LongMemEval — 89.8% run¶
python benchmark/longmemeval_benchmark.py \
--llm-model claude-sonnet-4-6 \
--judge-model claude-sonnet-4-6 \
--rerank \
--search-limit 60 \
--max-per-session 4 \
--local-embedding --embedding-model all-MiniLM-L6-v2 --embedding-dimension 384 \
--concurrency 8 \
--graph-depth 0 \
--clean-db \
--output-dir benchmark/runs/lme-final-v4
LongMemEval — cheaper run (Haiku composer, 87.0%)¶
python benchmark/longmemeval_benchmark.py \
--rerank \
--search-limit 60 \
--max-per-session 4 \
--judge-model claude-sonnet-4-6 \
--local-embedding --embedding-model all-MiniLM-L6-v2 --embedding-dimension 384 \
--concurrency 8 \
--graph-depth 0 \
--clean-db \
--output-dir benchmark/runs/lme-cheap
LoCoMo-10 — 85.7% run¶
python benchmark/locomo_benchmark.py \
--conversations 0,1,2,3,4,5,6,7,8,9 \
--search-limit 60 \
--rerank \
--concurrency 8 \
--llm-model claude-sonnet-4-6 \
--judge-model claude-sonnet-4-6 \
--clean-db \
--output-dir benchmark/runs/locomo-sonnet
BEAM 1M — 79.6% run¶
python benchmark/beam_benchmark.py \
--chat-sizes 1M \
--llm-model claude-sonnet-4-6 \
--judge-model claude-sonnet-4-6 \
--rerank \
--search-limit 100 \
--candidate-limit 500 \
--cutoffs 100 \
--event-ordering-tau \
--concurrency 8 \
--judge-concurrency 10 \
--clean-db \
--output-dir benchmark/runs/beam-1m-v5
Re-score without re-running¶
python benchmark/longmemeval_benchmark.py \
--rejudge-only benchmark/runs/lme-final-v4/traces.jsonl \
--judge-model claude-sonnet-4-6 \
--output-dir benchmark/runs/lme-rejudge
Output files¶
Each run writes three files to the output directory:
| File | Contents |
|---|---|
traces.jsonl |
Question, gold answer, retrieved evidence, composer answer, retrieval stats — one JSON object per question |
judgments.jsonl |
Per-question verdict with reasoning |
summary.json |
Overall and per-type accuracy, full configuration |
Notes for the community¶
Same-family judge: all three headline runs use claude-sonnet-4-6 for both composer and judge. Same-family judges are known to be lenient relative to cross-family evaluation.
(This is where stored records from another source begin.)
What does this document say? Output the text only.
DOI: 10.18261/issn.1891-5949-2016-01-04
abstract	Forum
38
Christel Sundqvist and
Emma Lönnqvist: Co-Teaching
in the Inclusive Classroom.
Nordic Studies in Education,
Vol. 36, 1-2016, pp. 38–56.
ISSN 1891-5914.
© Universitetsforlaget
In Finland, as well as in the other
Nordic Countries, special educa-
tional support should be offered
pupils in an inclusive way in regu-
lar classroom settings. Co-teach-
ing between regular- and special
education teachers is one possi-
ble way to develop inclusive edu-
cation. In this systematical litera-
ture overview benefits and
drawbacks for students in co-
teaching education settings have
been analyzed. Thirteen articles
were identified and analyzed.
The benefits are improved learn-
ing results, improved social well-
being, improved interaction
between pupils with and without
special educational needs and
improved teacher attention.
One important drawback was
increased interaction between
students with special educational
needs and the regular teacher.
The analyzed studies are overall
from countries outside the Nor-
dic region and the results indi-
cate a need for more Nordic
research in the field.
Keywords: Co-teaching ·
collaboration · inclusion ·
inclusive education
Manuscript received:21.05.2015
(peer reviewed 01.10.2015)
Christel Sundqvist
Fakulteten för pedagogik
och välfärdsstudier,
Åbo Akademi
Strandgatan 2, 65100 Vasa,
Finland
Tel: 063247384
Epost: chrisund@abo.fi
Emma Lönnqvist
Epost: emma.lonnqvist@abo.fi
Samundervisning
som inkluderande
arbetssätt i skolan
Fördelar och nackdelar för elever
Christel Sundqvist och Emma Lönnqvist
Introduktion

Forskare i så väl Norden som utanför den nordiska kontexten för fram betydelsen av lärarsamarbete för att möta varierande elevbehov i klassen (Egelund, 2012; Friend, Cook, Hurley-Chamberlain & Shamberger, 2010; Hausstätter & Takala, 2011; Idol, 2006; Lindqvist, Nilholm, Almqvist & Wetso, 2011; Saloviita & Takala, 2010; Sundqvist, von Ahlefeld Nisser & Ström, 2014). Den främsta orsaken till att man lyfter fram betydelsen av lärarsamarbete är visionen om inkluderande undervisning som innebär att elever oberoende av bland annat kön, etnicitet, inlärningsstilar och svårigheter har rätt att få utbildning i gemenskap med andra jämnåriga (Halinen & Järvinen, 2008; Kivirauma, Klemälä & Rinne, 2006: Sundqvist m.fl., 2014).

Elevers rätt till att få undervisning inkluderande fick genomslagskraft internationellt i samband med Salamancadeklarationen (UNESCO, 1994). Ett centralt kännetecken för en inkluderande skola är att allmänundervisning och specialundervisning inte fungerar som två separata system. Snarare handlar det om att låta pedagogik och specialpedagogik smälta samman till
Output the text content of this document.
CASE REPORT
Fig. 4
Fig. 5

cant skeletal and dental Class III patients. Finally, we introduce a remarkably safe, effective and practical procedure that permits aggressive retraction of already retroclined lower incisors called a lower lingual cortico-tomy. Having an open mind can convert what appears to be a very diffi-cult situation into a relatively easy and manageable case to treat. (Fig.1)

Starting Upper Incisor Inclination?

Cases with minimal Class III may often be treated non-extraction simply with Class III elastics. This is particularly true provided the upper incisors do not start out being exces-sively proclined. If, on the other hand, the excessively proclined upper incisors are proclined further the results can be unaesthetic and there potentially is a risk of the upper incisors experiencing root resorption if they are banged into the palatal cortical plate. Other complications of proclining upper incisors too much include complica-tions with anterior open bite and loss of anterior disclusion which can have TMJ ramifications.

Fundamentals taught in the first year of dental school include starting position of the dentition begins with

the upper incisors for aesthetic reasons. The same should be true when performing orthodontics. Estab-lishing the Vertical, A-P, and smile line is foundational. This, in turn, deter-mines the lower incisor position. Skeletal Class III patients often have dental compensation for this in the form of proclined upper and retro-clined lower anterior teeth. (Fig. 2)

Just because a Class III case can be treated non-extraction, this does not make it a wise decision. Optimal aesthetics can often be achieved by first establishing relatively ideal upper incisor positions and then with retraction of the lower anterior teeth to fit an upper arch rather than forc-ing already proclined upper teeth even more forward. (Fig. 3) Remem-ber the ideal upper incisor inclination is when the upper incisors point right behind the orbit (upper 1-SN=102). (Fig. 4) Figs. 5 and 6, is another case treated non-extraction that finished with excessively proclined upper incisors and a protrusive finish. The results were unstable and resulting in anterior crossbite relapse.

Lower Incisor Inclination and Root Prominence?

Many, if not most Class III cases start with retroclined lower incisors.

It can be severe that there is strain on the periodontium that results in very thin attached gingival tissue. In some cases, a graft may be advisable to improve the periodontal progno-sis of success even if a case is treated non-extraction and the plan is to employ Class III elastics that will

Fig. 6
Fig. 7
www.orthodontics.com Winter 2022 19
For a stricter score, run --rejudge-only with a different model family (e.g., composer claude-sonnet-4-6, judge claude-opus-4-8).
BEAM is a newer and harder benchmark: unlike LongMemEval and LoCoMo, BEAM includes question types that test the retrieval system's ability to surface contradictions, reconstruct event orderings, and summarize across full conversation spans. The 79.6% headline includes a 41.4% summarization score that pulls the average down significantly — the other eight question types average 84.0%.
add_batch() vs add_conversation(): these benchmarks deliberately use add_batch() (raw episodic turn storage, zero ingest LLM calls) to isolate the retrieval layer. Production use of add_conversation() performs LLM-based fact extraction, deduplication, and supersession at write time, which reduces retrieval noise for structured fact types. The benchmark scores are a lower bound on what the full Engram pipeline can achieve.
Reproducibility: given the same model versions and configuration, runs reproduce within ~1%. Accuracy changes meaningfully with embedding model choice, reranking, evidence budget, and composer strength — all exact parameters are stored in summary.json alongside the scores.